Frank Rogers, Wednesday 15 April 1903
Frank Rogers came to Vancouver in 1897 and quickly became a rising star in BC’s early union movement, helping to build the longshoremen’s, fishermen’s, and railway workers’ unions. His murder during a CPR strike in 1903 made him BC’s first labour martyr.
On 27 February 1903, CPR workers walked off the job to protest the firing of a clerk for organizing employees into the United Brotherhood of Railway Employees (UBRE). The CPR vowed to break the strike, and was prepared to spend a million dollars to do so. The steamship Yosemite was used to house strikebreakers and armed special constables were recruited by the CPR. Frank Rogers helped to organize longshoremen for a sympathy strike.
Rogers and two other labourers were walking down Cordova Street one night during the strike. When they got to Abbott Street they spotted some shadowy figures mulling around the waterfront and went to investigate.
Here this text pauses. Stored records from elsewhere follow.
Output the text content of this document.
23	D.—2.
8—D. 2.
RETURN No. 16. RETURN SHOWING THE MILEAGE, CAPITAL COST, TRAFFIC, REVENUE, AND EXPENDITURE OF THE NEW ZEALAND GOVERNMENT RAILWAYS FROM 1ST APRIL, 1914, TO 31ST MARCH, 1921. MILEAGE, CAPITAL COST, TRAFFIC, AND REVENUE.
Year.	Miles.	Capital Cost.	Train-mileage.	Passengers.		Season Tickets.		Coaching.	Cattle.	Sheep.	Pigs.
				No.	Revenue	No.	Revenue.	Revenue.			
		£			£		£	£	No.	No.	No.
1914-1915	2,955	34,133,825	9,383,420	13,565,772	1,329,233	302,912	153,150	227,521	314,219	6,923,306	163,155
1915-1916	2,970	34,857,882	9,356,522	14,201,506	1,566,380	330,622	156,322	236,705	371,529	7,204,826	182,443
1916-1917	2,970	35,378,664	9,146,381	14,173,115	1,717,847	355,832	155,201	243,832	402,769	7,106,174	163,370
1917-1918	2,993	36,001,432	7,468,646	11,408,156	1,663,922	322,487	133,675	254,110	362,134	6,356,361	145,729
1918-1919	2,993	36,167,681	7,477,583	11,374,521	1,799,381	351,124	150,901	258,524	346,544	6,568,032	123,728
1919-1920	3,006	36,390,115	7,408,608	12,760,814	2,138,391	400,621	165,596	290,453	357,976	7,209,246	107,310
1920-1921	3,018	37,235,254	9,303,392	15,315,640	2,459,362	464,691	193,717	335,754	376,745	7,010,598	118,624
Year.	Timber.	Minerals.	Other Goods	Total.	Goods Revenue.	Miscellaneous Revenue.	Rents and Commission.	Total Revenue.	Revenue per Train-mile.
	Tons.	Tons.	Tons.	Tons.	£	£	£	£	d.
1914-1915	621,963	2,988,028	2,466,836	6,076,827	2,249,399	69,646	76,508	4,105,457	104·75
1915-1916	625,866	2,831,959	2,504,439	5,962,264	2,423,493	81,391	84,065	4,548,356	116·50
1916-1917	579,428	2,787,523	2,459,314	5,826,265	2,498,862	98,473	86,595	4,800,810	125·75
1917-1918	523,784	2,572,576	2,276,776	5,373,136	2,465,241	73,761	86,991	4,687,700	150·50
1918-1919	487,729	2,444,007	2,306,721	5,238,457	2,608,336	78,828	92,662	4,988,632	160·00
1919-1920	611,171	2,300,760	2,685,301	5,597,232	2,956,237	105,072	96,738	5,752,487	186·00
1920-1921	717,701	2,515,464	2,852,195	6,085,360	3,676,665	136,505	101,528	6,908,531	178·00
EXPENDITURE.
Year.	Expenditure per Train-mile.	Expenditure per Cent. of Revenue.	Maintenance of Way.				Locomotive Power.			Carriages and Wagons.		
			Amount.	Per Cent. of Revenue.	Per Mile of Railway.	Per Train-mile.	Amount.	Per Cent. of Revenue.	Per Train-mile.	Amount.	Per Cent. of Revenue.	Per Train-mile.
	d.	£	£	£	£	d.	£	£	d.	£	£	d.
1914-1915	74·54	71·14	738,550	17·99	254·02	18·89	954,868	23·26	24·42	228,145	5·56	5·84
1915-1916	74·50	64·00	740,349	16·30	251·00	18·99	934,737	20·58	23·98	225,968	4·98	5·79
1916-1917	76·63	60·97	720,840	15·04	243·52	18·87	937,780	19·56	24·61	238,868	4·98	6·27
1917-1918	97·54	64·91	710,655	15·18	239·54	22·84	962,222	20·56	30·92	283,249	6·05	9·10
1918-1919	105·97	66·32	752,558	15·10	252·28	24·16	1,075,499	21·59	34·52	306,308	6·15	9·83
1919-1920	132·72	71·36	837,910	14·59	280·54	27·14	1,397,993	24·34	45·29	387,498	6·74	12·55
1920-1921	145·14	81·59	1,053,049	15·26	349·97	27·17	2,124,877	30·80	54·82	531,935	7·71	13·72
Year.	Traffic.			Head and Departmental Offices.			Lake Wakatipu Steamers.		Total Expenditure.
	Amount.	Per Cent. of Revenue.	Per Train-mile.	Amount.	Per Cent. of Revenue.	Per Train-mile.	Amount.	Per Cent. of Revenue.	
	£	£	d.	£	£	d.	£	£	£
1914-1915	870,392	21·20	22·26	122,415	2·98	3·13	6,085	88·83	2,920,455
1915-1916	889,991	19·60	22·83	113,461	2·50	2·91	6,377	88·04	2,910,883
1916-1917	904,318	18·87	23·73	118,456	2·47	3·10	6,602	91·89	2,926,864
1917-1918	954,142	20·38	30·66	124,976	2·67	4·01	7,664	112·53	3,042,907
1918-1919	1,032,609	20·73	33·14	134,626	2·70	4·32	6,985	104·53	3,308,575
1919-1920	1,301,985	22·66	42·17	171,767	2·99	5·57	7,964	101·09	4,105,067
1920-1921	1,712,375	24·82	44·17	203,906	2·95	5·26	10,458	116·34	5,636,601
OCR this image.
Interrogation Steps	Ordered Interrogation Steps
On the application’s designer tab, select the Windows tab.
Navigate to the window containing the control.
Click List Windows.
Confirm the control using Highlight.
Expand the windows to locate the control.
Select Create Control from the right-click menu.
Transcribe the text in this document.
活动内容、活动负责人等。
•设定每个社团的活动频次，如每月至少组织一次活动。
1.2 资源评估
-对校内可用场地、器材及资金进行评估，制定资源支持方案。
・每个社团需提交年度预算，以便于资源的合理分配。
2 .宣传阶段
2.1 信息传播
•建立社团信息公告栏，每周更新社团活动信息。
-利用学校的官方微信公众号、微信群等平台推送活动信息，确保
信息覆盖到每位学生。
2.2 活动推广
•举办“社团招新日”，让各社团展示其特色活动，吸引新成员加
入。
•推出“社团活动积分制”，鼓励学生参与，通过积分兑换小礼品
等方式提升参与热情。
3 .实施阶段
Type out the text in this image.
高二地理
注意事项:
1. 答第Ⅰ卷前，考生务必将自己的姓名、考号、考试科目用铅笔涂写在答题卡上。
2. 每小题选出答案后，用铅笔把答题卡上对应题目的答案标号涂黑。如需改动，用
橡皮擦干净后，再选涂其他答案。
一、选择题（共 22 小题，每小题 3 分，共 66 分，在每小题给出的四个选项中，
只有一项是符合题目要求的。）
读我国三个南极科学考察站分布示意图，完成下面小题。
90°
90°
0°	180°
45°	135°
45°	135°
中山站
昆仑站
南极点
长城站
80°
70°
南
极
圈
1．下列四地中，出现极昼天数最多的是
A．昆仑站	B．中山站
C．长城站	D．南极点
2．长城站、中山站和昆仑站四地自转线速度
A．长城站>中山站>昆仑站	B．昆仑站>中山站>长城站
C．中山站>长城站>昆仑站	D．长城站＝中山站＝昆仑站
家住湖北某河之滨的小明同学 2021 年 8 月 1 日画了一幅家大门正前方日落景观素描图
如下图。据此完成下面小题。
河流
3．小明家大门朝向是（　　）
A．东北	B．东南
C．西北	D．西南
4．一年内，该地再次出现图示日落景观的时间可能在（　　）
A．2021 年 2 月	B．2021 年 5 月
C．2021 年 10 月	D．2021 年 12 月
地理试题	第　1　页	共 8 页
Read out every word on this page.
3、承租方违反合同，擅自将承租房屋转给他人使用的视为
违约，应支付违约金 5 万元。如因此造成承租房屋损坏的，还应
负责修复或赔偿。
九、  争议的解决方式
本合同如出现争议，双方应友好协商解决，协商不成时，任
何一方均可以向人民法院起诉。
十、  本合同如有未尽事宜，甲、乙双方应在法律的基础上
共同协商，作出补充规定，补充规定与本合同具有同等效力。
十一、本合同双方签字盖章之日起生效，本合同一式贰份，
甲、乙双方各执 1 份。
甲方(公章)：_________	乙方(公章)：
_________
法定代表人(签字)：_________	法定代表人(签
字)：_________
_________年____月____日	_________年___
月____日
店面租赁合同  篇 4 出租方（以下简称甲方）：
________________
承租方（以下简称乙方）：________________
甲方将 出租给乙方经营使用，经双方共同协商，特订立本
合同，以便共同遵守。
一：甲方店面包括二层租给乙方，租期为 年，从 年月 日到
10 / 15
A fight between strikers and strikebreakers had taken place there less than an hour earlier. It turned out a couple of scabs had lost a hat and umbrella in the kerfuffle and were returning to look for them with an armed escort from two special constables. When they saw Rogers and the other men coming, the two scabs ran to the Yosemite.
James McGregor, a strikebreaker brought in from Montreal, was in a nearby office shed and pulled his gun when he saw Rogers under the street light. The two specials fired into the darkness when they heard the gunfire. A bullet hit Frank Rogers in the stomach and he died in the hospital two days later.
One of the strikebreakers said that McGregor admitted to him that he had fired the fatal shot. During McGregor’s murder trial however, the witness changed his story and McGregor was acquitted for lack of evidence.